Academic Articles Health Insurance Medicaid/Medicare

Crowd Out

In recent years, the federal government has attempted to increase access to government provided health insurance. Between 1984 and 2004, the percentage of non-elderly individual with government provided health insurance rose from 13.5% to 17.5%. Over the same time period, however, the percentage of American without health insurance also rose from 13.7% to 17.8%.

In their 1996 paper, Cutler and Gruber claim that increasing access to public health insurance plans crowds out private health insurance. It is an important policy question to understand whether expanding public health insurance is reducing the amount of uninsured individuals or simply shifting Americans from private to public insurance rolls. In Cutler and Gruber (QJE 1996), the authors estimate that a 10% increase in Medicaid coverage reduced private health insurance rates by 5%; this represents a 50% crowd out level.
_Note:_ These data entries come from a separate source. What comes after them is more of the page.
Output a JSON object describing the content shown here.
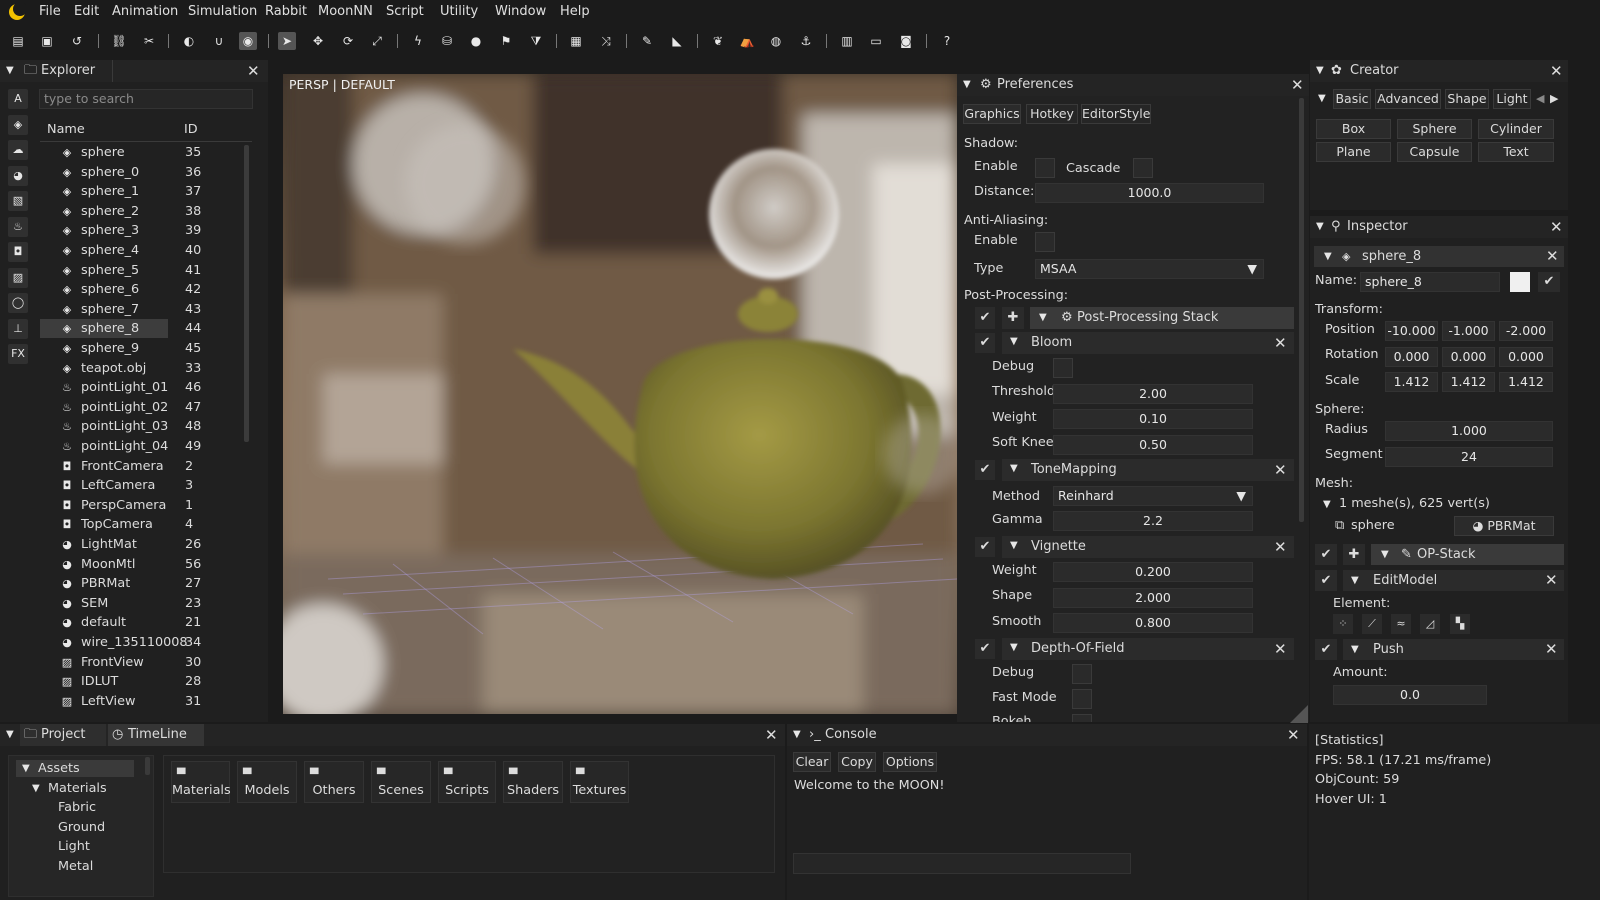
{
  "menubar": {
    "items": [
      "File",
      "Edit",
      "Animation",
      "Simulation",
      "Rabbit",
      "MoonNN",
      "Script",
      "Utility",
      "Window",
      "Help"
    ]
  },
  "toolbar": {
    "icons": [
      "new-file-icon",
      "save-icon",
      "undo-icon",
      "link-icon",
      "unlink-icon",
      "toggle-icon",
      "magnet-icon",
      "target-icon",
      "select-arrow-icon",
      "move-icon",
      "rotate-icon",
      "scale-icon",
      "lightning-icon",
      "paint-bucket-icon",
      "drop-icon",
      "flag-icon",
      "funnel-icon",
      "grid-icon",
      "shuffle-icon",
      "brush-icon",
      "terrain-icon",
      "leaf-icon",
      "tent-icon",
      "globe-icon",
      "anchor-icon",
      "panel-icon",
      "window-icon",
      "camera-icon",
      "help-icon"
    ]
  },
  "explorer": {
    "title": "Explorer",
    "search_placeholder": "type to search",
    "col_name": "Name",
    "col_id": "ID",
    "side_a": "A",
    "side_fx": "FX",
    "rows": [
      {
        "name": "sphere",
        "id": "35",
        "icon": "cube-icon"
      },
      {
        "name": "sphere_0",
        "id": "36",
        "icon": "cube-icon"
      },
      {
        "name": "sphere_1",
        "id": "37",
        "icon": "cube-icon"
      },
      {
        "name": "sphere_2",
        "id": "38",
        "icon": "cube-icon"
      },
      {
        "name": "sphere_3",
        "id": "39",
        "icon": "cube-icon"
      },
      {
        "name": "sphere_4",
        "id": "40",
        "icon": "cube-icon"
      },
      {
        "name": "sphere_5",
        "id": "41",
        "icon": "cube-icon"
      },
      {
        "name": "sphere_6",
        "id": "42",
        "icon": "cube-icon"
      },
      {
        "name": "sphere_7",
        "id": "43",
        "icon": "cube-icon"
      },
      {
        "name": "sphere_8",
        "id": "44",
        "icon": "cube-icon",
        "selected": true
      },
      {
        "name": "sphere_9",
        "id": "45",
        "icon": "cube-icon"
      },
      {
        "name": "teapot.obj",
        "id": "33",
        "icon": "cube-icon"
      },
      {
        "name": "pointLight_01",
        "id": "46",
        "icon": "bulb-icon"
      },
      {
        "name": "pointLight_02",
        "id": "47",
        "icon": "bulb-icon"
      },
      {
        "name": "pointLight_03",
        "id": "48",
        "icon": "bulb-icon"
      },
      {
        "name": "pointLight_04",
        "id": "49",
        "icon": "bulb-icon"
      },
      {
        "name": "FrontCamera",
        "id": "2",
        "icon": "camera-icon"
      },
      {
        "name": "LeftCamera",
        "id": "3",
        "icon": "camera-icon"
      },
      {
        "name": "PerspCamera",
        "id": "1",
        "icon": "camera-icon"
      },
      {
        "name": "TopCamera",
        "id": "4",
        "icon": "camera-icon"
      },
      {
        "name": "LightMat",
        "id": "26",
        "icon": "material-icon"
      },
      {
        "name": "MoonMtl",
        "id": "56",
        "icon": "material-icon"
      },
      {
        "name": "PBRMat",
        "id": "27",
        "icon": "material-icon"
      },
      {
        "name": "SEM",
        "id": "23",
        "icon": "material-icon"
      },
      {
        "name": "default",
        "id": "21",
        "icon": "material-icon"
      },
      {
        "name": "wire_135110008",
        "id": "34",
        "icon": "material-icon"
      },
      {
        "name": "FrontView",
        "id": "30",
        "icon": "image-icon"
      },
      {
        "name": "IDLUT",
        "id": "28",
        "icon": "image-icon"
      },
      {
        "name": "LeftView",
        "id": "31",
        "icon": "image-icon"
      }
    ]
  },
  "viewport": {
    "mode": "PERSP",
    "separator": "|",
    "shading": "DEFAULT"
  },
  "preferences": {
    "title": "Preferences",
    "tabs": [
      "Graphics",
      "Hotkey",
      "EditorStyle"
    ],
    "shadow_label": "Shadow:",
    "enable_label": "Enable",
    "cascade_label": "Cascade",
    "distance_label": "Distance:",
    "distance_value": "1000.0",
    "aa_label": "Anti-Aliasing:",
    "aa_enable_label": "Enable",
    "type_label": "Type",
    "type_value": "MSAA",
    "pp_label": "Post-Processing:",
    "pp_stack": "Post-Processing Stack",
    "bloom": {
      "title": "Bloom",
      "debug": "Debug",
      "threshold_label": "Threshold",
      "threshold": "2.00",
      "weight_label": "Weight",
      "weight": "0.10",
      "softknee_label": "Soft Knee",
      "softknee": "0.50"
    },
    "tonemap": {
      "title": "ToneMapping",
      "method_label": "Method",
      "method": "Reinhard",
      "gamma_label": "Gamma",
      "gamma": "2.2"
    },
    "vignette": {
      "title": "Vignette",
      "weight_label": "Weight",
      "weight": "0.200",
      "shape_label": "Shape",
      "shape": "2.000",
      "smooth_label": "Smooth",
      "smooth": "0.800"
    },
    "dof": {
      "title": "Depth-Of-Field",
      "debug": "Debug",
      "fastmode": "Fast Mode",
      "bokeh": "Bokeh"
    }
  },
  "creator": {
    "title": "Creator",
    "tabs": [
      "Basic",
      "Advanced",
      "Shape",
      "Light"
    ],
    "buttons": [
      "Box",
      "Sphere",
      "Cylinder",
      "Plane",
      "Capsule",
      "Text"
    ]
  },
  "inspector": {
    "title": "Inspector",
    "object": "sphere_8",
    "name_label": "Name:",
    "name_value": "sphere_8",
    "transform_label": "Transform:",
    "position_label": "Position",
    "position": [
      "-10.000",
      "-1.000",
      "-2.000"
    ],
    "rotation_label": "Rotation",
    "rotation": [
      "0.000",
      "0.000",
      "0.000"
    ],
    "scale_label": "Scale",
    "scale": [
      "1.412",
      "1.412",
      "1.412"
    ],
    "sphere_label": "Sphere:",
    "radius_label": "Radius",
    "radius": "1.000",
    "segment_label": "Segment",
    "segment": "24",
    "mesh_label": "Mesh:",
    "mesh_summary": "1 meshe(s), 625 vert(s)",
    "mesh_name": "sphere",
    "mesh_mat": "PBRMat",
    "opstack": "OP-Stack",
    "editmodel": "EditModel",
    "element_label": "Element:",
    "push": "Push",
    "amount_label": "Amount:",
    "amount": "0.0"
  },
  "project": {
    "tab_project": "Project",
    "tab_timeline": "TimeLine",
    "tree": [
      {
        "label": "Assets",
        "level": 0,
        "expander": "▼"
      },
      {
        "label": "Materials",
        "level": 1,
        "expander": "▼"
      },
      {
        "label": "Fabric",
        "level": 2,
        "expander": ""
      },
      {
        "label": "Ground",
        "level": 2,
        "expander": ""
      },
      {
        "label": "Light",
        "level": 2,
        "expander": ""
      },
      {
        "label": "Metal",
        "level": 2,
        "expander": ""
      }
    ],
    "folders": [
      "Materials",
      "Models",
      "Others",
      "Scenes",
      "Scripts",
      "Shaders",
      "Textures"
    ]
  },
  "console": {
    "title": "Console",
    "buttons": [
      "Clear",
      "Copy",
      "Options"
    ],
    "message": "Welcome to the MOON!"
  },
  "stats": {
    "title": "[Statistics]",
    "fps": "FPS: 58.1 (17.21 ms/frame)",
    "objcount": "ObjCount: 59",
    "hover": "Hover UI: 1"
  }
}
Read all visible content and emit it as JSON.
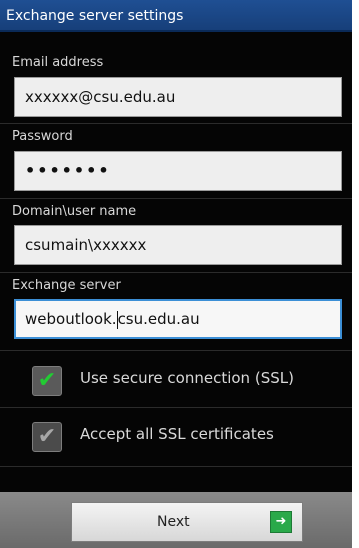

Subsequent studies have argued that this 50% crowd out figure is an overestimate. Card and Shore-Sheppard (2004) use SIPP data (instead of the CPS) and found no crowd out with the 1990 OBRA Medicaid expansion. A paper a year later by Ham and Shore-Sheppard (2005) in Industrial and Labor Relations Review claims that by adding state*year interaction terms to the Cutler Gruber (1996) econometric specification changes the crowd out estimate to zero. Other studies, such as LoSasso and Buchmueller (2004) and Dubay and Keeney, have found crowd out estimates on the magnitude of the Culter/Gruber paper.

To combat these critics, Gruber and Simon have released a 2007 NBER working paper to re-estimate crowd out figures using updated data. The data used are the 1996-2002 SIPP data. Despite the panel nature of the data, Gruber and Simon have decided to treat the data as if it were simply a pooled cross-section, thus losing the ability to fully control for individual or household characteristics. Their econometric estimation technique is as follows:

  • INSijt = α + ELIGijt + νj + Ï?t + εijt

They authors also use an instrumental variables approach similar to the one employed in Currie and Gruber (1996). A random sample of 300 children of each age (and their families) is taken from each year of the SIPP. Eligibility rules for each state are applied to this sample for each of the 12 months of each of the years to calculate the fraction of the national sample eligible (in state j, time t) that is eligible for Medicaid. This effectively weights the rules in each state by their effects if applied nationally. Eligibility is instrumented by this ‘simulated percent eligible‘ variable. The authors also later include state*year interaction terms as well.

Using an individual level of observation, the authors find 20% to 40% crowd out, although the authors can not rule out that these estimates are statistically different from zero. Using family level estimates, crowd out is larger 60% to 80%, and these results are more statistically significant. One problem of using the family level estimates are that families where all household members are eligible for Medicaid of SCHIP and families where none of the household members are eligible for Medicaid are composed of vastly different income levels. SCHIP health insurance is available for all children part of a household with income below 133% of the federal poverty line and some children between 133% and 350% of the federal poverty line depending on the state, whereas adult generally need to be below the poverty line to qualify for Medicaid. Also, I find it unintuitive that the paper finds more crowd-out for individuals with employer-provided health insurance compared to non-group policies. Could these individuals be switching jobs to higher paying jobs without insurance and then taking up Medicaid coverage?

The authors also examine anti-crowd out measures such as mandatory waiting times between when private insurance is dropped and when Medicaid insurance is taken up. Gruber and Simon find that the waiting times are ineffective against preventing crowd out but these estimates are not precise.